Creating sustainable employment
A criticism often levelled to the renewables industry is that few long-term jobs are created. Whilst it’s true that generating clean, green energy from a hydro station or wind farm requires less manpower than a coal plant, the numbers are anything but small. A recent report highlighted that the renewables industry in Scotland supports the employment of over 11,000 people.
SSE is also helping young people across the Highlands to gain a foothold in the industry. We expect 15-20 new apprentices and nine technical skills trainees to join our team in the Highlands this year. We’ve moved part of our trainee engineering programme to Inverness College and have helped 32 young people from troubled backgrounds find employment through a partnership with Barnados.
Providing real benefit to the community
It’s equally important that communities see real benefit from the renewable developments that they host. We recently announced details of a new Scotland Sustainable Energy fund that could be worth more than £90 million over 25 years.
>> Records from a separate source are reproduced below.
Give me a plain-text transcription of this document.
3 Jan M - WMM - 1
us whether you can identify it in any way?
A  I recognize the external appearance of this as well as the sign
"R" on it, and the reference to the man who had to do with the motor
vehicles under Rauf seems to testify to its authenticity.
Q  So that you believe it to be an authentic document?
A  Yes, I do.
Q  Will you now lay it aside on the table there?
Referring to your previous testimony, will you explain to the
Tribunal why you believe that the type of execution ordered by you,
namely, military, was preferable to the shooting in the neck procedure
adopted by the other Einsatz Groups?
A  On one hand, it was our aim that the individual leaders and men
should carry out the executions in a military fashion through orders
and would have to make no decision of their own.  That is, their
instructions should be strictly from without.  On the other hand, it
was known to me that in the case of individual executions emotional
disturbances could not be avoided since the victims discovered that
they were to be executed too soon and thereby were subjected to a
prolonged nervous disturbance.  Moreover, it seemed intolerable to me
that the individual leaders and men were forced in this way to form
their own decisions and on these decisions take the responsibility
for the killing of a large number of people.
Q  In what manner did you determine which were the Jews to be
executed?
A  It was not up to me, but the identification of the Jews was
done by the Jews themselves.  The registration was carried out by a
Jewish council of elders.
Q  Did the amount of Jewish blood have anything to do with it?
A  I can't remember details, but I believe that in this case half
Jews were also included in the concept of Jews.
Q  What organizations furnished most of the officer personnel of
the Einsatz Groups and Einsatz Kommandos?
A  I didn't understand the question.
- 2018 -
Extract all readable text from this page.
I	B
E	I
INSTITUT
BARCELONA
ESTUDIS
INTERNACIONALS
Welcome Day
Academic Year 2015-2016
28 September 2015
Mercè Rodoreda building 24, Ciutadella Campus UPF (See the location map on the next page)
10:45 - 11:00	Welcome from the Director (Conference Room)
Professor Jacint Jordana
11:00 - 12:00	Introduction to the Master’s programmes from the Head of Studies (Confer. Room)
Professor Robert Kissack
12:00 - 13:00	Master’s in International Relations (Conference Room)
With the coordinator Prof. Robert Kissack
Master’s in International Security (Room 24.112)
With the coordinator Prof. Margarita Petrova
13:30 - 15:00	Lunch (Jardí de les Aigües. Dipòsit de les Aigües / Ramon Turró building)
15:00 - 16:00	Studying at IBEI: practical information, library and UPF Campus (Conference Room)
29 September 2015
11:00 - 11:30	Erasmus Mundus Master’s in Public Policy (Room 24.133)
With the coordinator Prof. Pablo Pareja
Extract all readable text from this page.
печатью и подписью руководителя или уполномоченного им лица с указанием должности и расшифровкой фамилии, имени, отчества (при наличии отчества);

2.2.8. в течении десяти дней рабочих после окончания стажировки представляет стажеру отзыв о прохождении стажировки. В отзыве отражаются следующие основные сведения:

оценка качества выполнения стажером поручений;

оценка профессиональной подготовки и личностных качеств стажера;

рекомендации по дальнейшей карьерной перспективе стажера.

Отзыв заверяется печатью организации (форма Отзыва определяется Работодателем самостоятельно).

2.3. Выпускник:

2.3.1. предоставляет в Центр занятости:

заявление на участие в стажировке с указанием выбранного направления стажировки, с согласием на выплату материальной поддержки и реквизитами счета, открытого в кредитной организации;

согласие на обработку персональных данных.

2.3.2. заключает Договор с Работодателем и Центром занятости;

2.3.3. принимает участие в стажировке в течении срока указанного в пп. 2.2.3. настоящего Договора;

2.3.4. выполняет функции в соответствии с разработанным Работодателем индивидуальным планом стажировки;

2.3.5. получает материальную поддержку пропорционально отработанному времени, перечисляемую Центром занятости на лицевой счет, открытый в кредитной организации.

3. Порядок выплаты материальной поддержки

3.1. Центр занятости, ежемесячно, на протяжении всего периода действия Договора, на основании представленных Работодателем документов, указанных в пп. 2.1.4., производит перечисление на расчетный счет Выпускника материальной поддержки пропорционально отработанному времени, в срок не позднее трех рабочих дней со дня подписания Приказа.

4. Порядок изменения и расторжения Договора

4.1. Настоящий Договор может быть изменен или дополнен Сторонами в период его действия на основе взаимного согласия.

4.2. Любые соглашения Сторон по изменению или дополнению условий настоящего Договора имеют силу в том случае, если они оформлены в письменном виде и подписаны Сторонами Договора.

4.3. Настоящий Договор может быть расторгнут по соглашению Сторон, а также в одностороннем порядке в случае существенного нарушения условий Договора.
The new fund will be available for organisations promoting skills development, community energy schemes and improving the built and natural environment. This is in addition to the £150 million SSE has already committed to project-specific community investment funds.
Our 76MW Strathy North Wind Farm in Sutherland will be the first wind farm to benefit from this additional funding, providing a total lifetime value of £9.5 million. We intend that half of this will be ring-fenced for the immediate community hosting the wind farm and the remainder used to support skills, community energy and environmental projects available to both the local and wider community.
These building blocks are crucial to the success of SSE’s investments in the Highlands and will help unlock the region’s undoubted potential for renewable energy.
Our long history in the area comes with a sense of responsibility, but I firmly believe the actions we are taking now will not only protect our legacy, but build on it, so that when today’s apprentices are the ones asking ‘why SSE?’, they’ll get an even better response.